Murmurations, flamboyances & other animal congregations

7 Nov

This (pretty magical) video of a massive, swirling flock of starlings has been making us – and thousands of other nature lovers – gasp with wonder.

(Murmuration from Sophie Windsor Clive on Vimeo)

Aside from the spectacle itself (the Telegraph does a great job of explaining the “mathematics of murmurating”), it’s the word that really piques your interest: murmuration. Curious, unfamiliar – and yet perfect for evoking the sound of all those wings beating in unison as the starlings seamlessly come together, break apart and reunite (amazingly, without any midair mishaps).

Gone murmurating...Back in the morning. Image via Timm Nüchter, Flickr.
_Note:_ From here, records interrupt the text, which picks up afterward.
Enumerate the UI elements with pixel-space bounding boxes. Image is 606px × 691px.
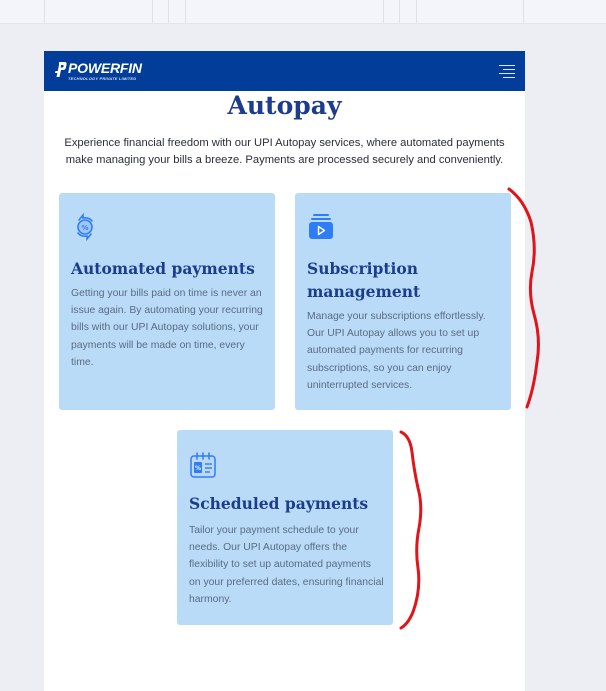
subscription-play-icon	[309, 214, 333, 239]
svg-text:%: %	[195, 465, 201, 472]
feature-card-scheduled-payments: % Scheduled payments Tailor your payment…	[177, 430, 393, 625]
card-description: Manage your subscriptions effortlessly. …	[307, 311, 486, 391]
card-title: Automated payments	[71, 259, 255, 278]
card-title: Scheduled payments	[189, 494, 369, 513]
brand-logo[interactable]: POWERFIN TECHNOLOGY PRIVATE LIMITED	[55, 60, 165, 84]
navbar: POWERFIN TECHNOLOGY PRIVATE LIMITED	[44, 51, 525, 91]
ruler-tick	[383, 0, 384, 23]
calendar-schedule-icon: %	[190, 452, 216, 478]
ruler-tick	[399, 0, 400, 23]
page-frame: POWERFIN TECHNOLOGY PRIVATE LIMITED Auto…	[44, 51, 525, 691]
page-intro: Experience financial freedom with our UP…	[64, 137, 505, 166]
hamburger-menu-icon[interactable]	[499, 64, 515, 78]
page-title: Autopay	[227, 91, 342, 120]
card-description: Getting your bills paid on time is never…	[71, 288, 263, 368]
brand-tagline: TECHNOLOGY PRIVATE LIMITED	[68, 76, 137, 81]
card-title: Subscription management	[307, 259, 421, 301]
svg-text:%: %	[81, 224, 88, 232]
feature-card-subscription-management: Subscription management Manage your subs…	[295, 193, 511, 410]
brand-logo-mark-icon	[55, 62, 67, 77]
brand-name: POWERFIN	[68, 60, 142, 76]
ruler-tick	[168, 0, 169, 23]
ruler-tick	[44, 0, 45, 23]
ruler-tick	[152, 0, 153, 23]
currency-exchange-icon: %	[77, 212, 93, 241]
ruler-tick	[185, 0, 186, 23]
card-description: Tailor your payment schedule to your nee…	[189, 525, 384, 605]
feature-card-automated-payments: % Automated payments Getting your bills …	[59, 193, 275, 410]
top-ruler	[0, 0, 606, 24]
ruler-tick	[523, 0, 524, 23]
ruler-tick	[416, 0, 417, 23]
And there’s a lexicon of equally amazing collective nouns to explore – if you care to look beyond that textbook “gaggle of geese”. Take the flamboyance of flamingos. What other phrase could properly capture that outrageous, excessive display of pink?

And then there’s the neat, black-and-white parcel of penguins, and, oddly, a rabble (meaning a ‘mob’) of butterflies (are those delicate little insects really so disorderly?). Mobs, after all, are much more suited to meerkats – if you’ve ever seen a band of the mad mongooses, you’ll know why.

Not all collective nouns, of course, were created equal: some are a little trite (a tower of giraffes – yawn); others, a little obscure (a bike of wasps??). But most are packed with descriptive power – like an obstinacy of buffalo and a murder of crows. And what about a dazzle of zebras – one neat phrase that inadvertently hints at a zebra herd’s knack for stupefying predators by merging together into a stripey hodgepodge.

Now let’s end off with a bizarre flourish: a pungent of sasquatch. Since nobody has succeeded in proving the existence of these hairy cryptids, we can only imagine what a pungent of them might look – and smell – like.